In practice, is it usual to see Montana flumes larger than 48-inches as the need for free-spilling discharge can not usually be met, downstream scour would be excessive, or other flume types better handle the flow.

== Drawbacks ==

- Montana flumes require free-spilling discharge off the flume (for free-flow conditions). To accommodate the drop in an existing channel either the flume must be raised above the channel floor (raising the upstream water level) or the downstream channel must be modified.
- As with weirs, flumes can also have an effect on local fauna. Some species or certain life stages of the same species may be blocked by flumes due to relatively slow swim speeds or behavioral characteristics. The elevated nature of the Montana flume exacerbates this problem.
- In earthen channels, upstream bypass may occur and downstream scour will occur unless the channel is armored.and downstream scour may occur.

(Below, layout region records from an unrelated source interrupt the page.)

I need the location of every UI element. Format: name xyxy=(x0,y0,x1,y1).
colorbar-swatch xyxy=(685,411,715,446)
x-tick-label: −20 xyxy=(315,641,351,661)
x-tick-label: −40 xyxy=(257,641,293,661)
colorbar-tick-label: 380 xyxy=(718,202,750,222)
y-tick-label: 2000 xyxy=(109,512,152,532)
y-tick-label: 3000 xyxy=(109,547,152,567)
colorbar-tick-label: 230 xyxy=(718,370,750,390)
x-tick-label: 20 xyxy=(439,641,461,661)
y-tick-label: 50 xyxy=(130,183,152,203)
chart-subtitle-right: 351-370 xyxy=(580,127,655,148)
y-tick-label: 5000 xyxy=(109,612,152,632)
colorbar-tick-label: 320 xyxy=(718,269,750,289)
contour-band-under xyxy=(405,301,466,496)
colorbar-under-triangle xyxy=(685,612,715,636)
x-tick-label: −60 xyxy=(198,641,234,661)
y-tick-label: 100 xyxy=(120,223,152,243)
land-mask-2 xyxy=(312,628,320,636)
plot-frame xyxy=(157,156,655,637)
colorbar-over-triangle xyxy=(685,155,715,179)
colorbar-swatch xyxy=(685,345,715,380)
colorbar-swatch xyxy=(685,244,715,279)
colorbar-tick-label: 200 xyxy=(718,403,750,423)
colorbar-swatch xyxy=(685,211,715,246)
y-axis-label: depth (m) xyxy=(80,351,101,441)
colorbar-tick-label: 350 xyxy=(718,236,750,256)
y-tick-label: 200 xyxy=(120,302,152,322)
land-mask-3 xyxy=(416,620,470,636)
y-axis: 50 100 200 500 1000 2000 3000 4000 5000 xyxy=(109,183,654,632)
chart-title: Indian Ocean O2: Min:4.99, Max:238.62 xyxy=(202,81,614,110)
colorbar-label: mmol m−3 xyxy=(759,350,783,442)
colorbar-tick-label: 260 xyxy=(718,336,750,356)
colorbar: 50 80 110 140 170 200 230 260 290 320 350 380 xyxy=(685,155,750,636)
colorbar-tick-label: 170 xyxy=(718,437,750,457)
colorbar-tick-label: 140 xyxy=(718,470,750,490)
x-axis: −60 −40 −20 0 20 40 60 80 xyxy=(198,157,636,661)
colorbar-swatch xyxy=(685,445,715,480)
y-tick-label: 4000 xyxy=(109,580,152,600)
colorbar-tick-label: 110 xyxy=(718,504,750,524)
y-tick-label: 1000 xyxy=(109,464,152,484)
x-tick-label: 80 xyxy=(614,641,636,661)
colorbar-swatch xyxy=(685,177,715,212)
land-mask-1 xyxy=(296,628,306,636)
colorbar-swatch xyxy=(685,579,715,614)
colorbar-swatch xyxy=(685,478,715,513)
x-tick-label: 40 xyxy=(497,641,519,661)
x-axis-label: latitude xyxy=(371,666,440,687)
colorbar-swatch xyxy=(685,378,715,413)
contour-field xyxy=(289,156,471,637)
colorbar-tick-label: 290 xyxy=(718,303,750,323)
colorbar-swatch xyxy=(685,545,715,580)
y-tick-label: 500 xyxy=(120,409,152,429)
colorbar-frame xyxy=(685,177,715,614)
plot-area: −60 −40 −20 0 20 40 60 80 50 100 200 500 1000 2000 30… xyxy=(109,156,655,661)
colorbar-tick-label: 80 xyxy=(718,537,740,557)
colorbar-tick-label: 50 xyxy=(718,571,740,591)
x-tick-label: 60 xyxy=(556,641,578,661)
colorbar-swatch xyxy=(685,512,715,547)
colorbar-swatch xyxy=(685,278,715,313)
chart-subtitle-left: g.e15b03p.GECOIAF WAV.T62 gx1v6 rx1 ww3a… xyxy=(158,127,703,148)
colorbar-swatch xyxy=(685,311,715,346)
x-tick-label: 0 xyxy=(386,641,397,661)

- Montana flumes smaller than 3 inches in size should not be used on unscreened sanitary flows, due to the likelihood of clogging.
- The Montana flume is an empirical device. Interpolation between sizes is not an accurate method of developing intermediate size Montana flumes as the flumes are not scale models of each other. The 30-inch [76.2 cm] and 42-inch [106.7 cm] sizes are examples of intermediate sizes of Montana flumes that have crept into the marketplace without the backing of published research into their sizing and flow rates.